Nachari Silivasi was a vampire.
And gods willing, by the end of this procedure, she would be a vampire too—converted by this mysterious male, whom she’d never even met, with the help of his brother, the vampire Healer.
The catheters that protruded from beneath the extended fangs were equipped with a tiny pump, intended to extract venom directly from Nachari’s glands, carry it along a short, narrow tube, and infuse it into a small port that led to Deanna’s internal jugular vein for however long the conversion took.
Anxious tears threatened Deanna’s eyes. Oh, God, please don’t let me panic, she thought, staring once more at the clinic door. Weighing one last time whether to stay or run.

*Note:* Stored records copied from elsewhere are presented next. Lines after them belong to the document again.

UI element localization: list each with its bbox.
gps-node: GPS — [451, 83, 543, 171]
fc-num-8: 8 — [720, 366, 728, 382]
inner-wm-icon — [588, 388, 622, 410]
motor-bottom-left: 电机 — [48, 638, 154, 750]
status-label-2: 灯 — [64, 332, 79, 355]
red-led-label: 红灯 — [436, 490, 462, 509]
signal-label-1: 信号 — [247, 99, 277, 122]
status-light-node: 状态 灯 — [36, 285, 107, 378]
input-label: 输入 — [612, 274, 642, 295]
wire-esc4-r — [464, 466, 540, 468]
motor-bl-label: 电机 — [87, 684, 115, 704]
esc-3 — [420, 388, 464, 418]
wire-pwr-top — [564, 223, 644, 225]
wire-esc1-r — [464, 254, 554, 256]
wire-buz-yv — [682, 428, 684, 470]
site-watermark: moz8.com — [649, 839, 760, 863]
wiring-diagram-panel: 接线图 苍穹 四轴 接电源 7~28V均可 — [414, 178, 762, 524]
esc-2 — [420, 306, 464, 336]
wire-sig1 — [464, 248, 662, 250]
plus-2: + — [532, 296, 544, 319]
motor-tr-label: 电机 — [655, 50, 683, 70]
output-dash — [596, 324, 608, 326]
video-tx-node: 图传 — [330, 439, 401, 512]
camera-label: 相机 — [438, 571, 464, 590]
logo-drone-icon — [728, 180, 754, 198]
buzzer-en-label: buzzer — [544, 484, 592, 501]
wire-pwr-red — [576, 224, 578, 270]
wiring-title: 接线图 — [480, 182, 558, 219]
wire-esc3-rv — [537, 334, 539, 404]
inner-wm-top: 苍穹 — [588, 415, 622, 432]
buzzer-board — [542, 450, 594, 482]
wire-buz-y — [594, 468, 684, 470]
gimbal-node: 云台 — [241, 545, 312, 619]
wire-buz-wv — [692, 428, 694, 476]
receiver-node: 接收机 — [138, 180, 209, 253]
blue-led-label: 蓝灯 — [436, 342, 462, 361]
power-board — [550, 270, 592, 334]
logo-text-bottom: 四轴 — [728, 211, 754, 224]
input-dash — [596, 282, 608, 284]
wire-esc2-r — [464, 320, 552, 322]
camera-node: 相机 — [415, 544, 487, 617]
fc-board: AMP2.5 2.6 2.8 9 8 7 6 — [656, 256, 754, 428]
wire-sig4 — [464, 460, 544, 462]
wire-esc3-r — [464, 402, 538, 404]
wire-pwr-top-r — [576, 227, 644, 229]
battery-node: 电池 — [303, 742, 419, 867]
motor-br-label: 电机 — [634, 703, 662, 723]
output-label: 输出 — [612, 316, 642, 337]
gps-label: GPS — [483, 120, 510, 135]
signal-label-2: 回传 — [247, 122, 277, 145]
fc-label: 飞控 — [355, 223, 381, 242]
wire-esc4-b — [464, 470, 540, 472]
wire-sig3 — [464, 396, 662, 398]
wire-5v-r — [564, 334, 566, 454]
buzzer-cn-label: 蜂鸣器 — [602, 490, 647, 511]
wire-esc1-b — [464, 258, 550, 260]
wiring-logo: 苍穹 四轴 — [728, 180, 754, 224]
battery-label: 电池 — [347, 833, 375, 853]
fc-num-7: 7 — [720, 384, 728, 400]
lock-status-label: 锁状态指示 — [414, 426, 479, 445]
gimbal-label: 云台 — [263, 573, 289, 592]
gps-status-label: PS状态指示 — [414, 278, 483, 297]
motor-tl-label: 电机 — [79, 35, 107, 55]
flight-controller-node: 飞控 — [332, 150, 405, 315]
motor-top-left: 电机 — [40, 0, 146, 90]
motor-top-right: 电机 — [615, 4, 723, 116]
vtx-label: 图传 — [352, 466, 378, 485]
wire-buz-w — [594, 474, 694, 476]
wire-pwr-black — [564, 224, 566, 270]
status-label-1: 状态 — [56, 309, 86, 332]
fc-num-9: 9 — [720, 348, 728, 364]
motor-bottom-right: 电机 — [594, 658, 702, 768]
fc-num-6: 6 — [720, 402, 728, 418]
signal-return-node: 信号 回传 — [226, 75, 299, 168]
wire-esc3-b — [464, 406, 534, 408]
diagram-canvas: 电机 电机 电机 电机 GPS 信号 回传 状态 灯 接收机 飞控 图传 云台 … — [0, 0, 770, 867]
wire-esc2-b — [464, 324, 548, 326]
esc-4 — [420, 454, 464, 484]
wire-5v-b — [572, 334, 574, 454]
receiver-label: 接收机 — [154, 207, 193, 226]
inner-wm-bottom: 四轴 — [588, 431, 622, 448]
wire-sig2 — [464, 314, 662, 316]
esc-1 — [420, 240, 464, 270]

“Deanna.” Kagen’s soft voice interrupted her thoughts.
“Huh?” she asked, turning around to face him. He had the necessary tubing in his hands. “Why don’t we go ahead and prepare the central line while we wait for Jocelyn.”
Deanna looked at the intimidating apparatus and swallowed a lump in her throat. “Yeah, uh, okay.”
Nathaniel practically glided across the floor in that sinewy, cat-like way that he always had, and placed a steadying hand on her shoulder. “Sister, breathe.” She felt a powerful influx of relaxing energy flow through her as a result of Nathaniel’s touch, and it allowed her body to relax for the first time. “This part will be painless—I will see to it,” he reassured her.